Portrait commissions were plentiful as his reputation continued to spread. And he was traveling no less than ever, always packing books in his luggage. It was said no one traveled with more books than Sargent, who usually chose several on a particular period if, say, history was his interest at the moment, or if it were fiction, a number by the same author. He loved French literature especially—Voltaire, Balzac, Flaubert, Stendhal—and read with remarkable speed.
In September of 1887 he boarded a steamer for Boston to paint portraits there. He had his first-ever one-man show at Boston’s St. Botolph Club, and included his El Jaleo and The Daughters of Edward Darley Boit. In New York, Stanford White hosted dinners at which Augustus Saint-Gaudens and others of “the Paris old boys” raised toasts in his honor. By the start of 1889, he had six paintings ready for exhibit at the Exposition Universelle.
The number of American artists working and studying in Paris in the 1880s had never been greater, and nearly every new arrival was young. Frank Benson, Dennis Bunker, Willard
Metcalf, Edmund Tarbell, John Twachtman, Childe Hassam, and Robert Henri were all in their twenties, and all enrolled in the Académie Julian, now the most popular of the Paris ateliers, with nearly 600 students. Among the American women were Mary Fairchild, Ellen Day Hale, Anna Klumpke, Elizabeth Nourse, Cecilia Beaux, and Clara Belle Owen.
A group of aspiring young Mormon painters who called themselves “art missionaries” arrived from Utah, many to enroll at the Académie Julian. Their expenses were being provided by the Church of Jesus Christ of Latter-day Saints in return for work they would later contribute, painting murals in the Temple at Salt Lake City. As one of their leaders, an especially gifted painter named John Hafen, said, their motivation was the belief that “the highest possible development of talent is the duty we owe to our Creator.”
Though no exact count was made of the American art students in Paris at the time, they undoubtedly numbered more than a thousand. And nearly all, judging by what they wrote then and later, were thrilled at the chance to be in Paris and found themselves working harder than they ever had.

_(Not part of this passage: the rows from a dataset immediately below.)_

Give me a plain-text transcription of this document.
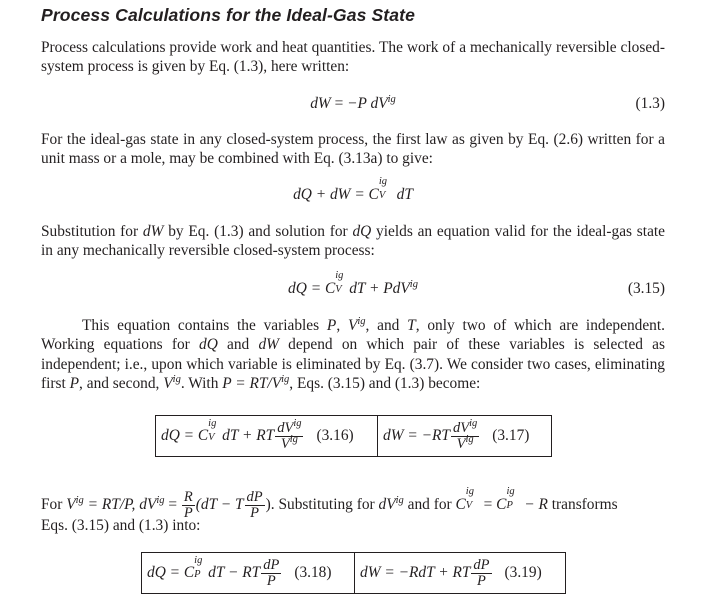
Process Calculations for the Ideal-Gas State
Process calculations provide work and heat quantities. The work of a mechanically reversible closed-system process is given by Eq. (1.3), here written:
dW = −P $dV^{ig}$	(1.3)
For the ideal-gas state in any closed-system process, the first law as given by Eq. (2.6) written for a unit mass or a mole, may be combined with Eq. (3.13a) to give:
dQ + dW = C
ig
V dT
Substitution for dW by Eq. (1.3) and solution for dQ yields an equation valid for the ideal-gas state in any mechanically reversible closed-system process:
dQ = C
ig
V dT + PdV$^{ig}$	(3.15)
This equation contains the variables P, $V^{ig}$, and T, only two of which are independent. Working equations for dQ and dW depend on which pair of these variables is selected as independent; i.e., upon which variable is eliminated by Eq. (3.7). We consider two cases, eliminating first P, and second, $V^{ig}$. With $P = RT/V^{ig}$, Eqs. (3.15) and (1.3) become:
dQ = C
ig
V dT + RT $\frac{dV^{ig}}{V^{ig}} (3.16)$ dW = $-RT \frac{dV^{ig}}{V^{ig}} (3.17)$
For $V^{ig} = RT/P$, $dV^{ig} = \frac{R}{P} (dT - T \frac{dP}{P}$ ). Substituting for $dV^{ig}$ and for C
ig
V = C
ig
P − R transforms
Eqs. (3.15) and (1.3) into:
dQ = C
ig
P dT − RT $\frac{dP}{P} (3.18)$ dW = −RdT + RT $\frac{dP}{P} (3.19)$
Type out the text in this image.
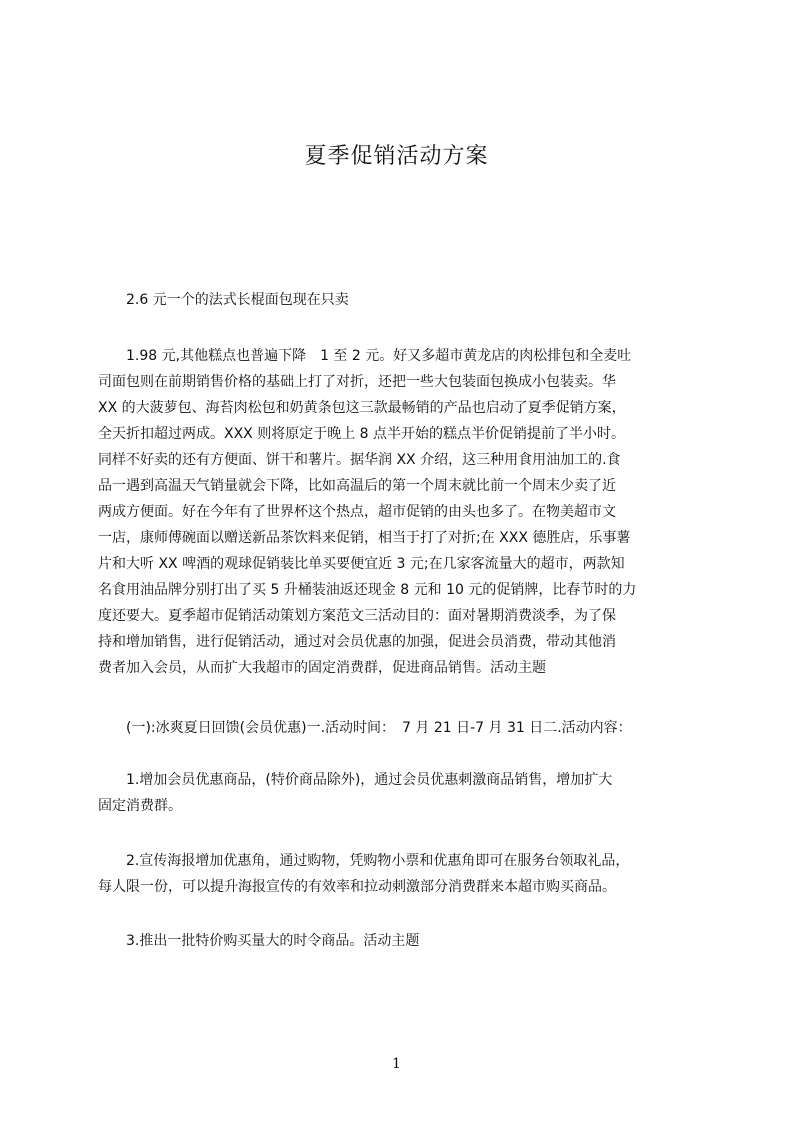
夏季促销活动方案
　　2.6 元一个的法式长棍面包现在只卖
　　1.98 元,其他糕点也普遍下降　1 至 2 元。好又多超市黄龙店的肉松排包和全麦吐
司面包则在前期销售价格的基础上打了对折，还把一些大包装面包换成小包装卖。华
XX 的大菠萝包、海苔肉松包和奶黄条包这三款最畅销的产品也启动了夏季促销方案，
全天折扣超过两成。XXX 则将原定于晚上 8 点半开始的糕点半价促销提前了半小时。
同样不好卖的还有方便面、饼干和薯片。据华润 XX 介绍，这三种用食用油加工的.食
品一遇到高温天气销量就会下降，比如高温后的第一个周末就比前一个周末少卖了近
两成方便面。好在今年有了世界杯这个热点，超市促销的由头也多了。在物美超市文
一店，康师傅碗面以赠送新品茶饮料来促销，相当于打了对折;在 XXX 德胜店，乐事薯
片和大听 XX 啤酒的观球促销装比单买要便宜近 3 元;在几家客流量大的超市，两款知
名食用油品牌分别打出了买 5 升桶装油返还现金 8 元和 10 元的促销牌，比春节时的力
度还要大。夏季超市促销活动策划方案范文三活动目的：面对暑期消费淡季，为了保
持和增加销售，进行促销活动，通过对会员优惠的加强，促进会员消费，带动其他消
费者加入会员，从而扩大我超市的固定消费群，促进商品销售。活动主题
　　(一):冰爽夏日回馈(会员优惠)一.活动时间：　7 月 21 日-7 月 31 日二.活动内容：
　　1.增加会员优惠商品，(特价商品除外)，通过会员优惠刺激商品销售，增加扩大
固定消费群。
　　2.宣传海报增加优惠角，通过购物，凭购物小票和优惠角即可在服务台领取礼品，
每人限一份，可以提升海报宣传的有效率和拉动刺激部分消费群来本超市购买商品。
　　3.推出一批特价购买量大的时令商品。活动主题
1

Anna Klumpke, a tiny young woman who walked with a cane as a result of a childhood injury, was one of those in the women’s classes at the atelier of Rodolphe Julian. As a child in San Francisco, she had a doll named Rosa Bonheur and even then knew of Bonheur’s acclaimed painting The Horse Fair. Bonheur was her hero. Now in the atelier she heard Julian say, “Prepare yourselves to compete favorably with my men students.” There was no reason, he said, why one should not succeed “even as Rosa Bonheur.” In 1898 Bonheur would sit for a portrait by Klumpke.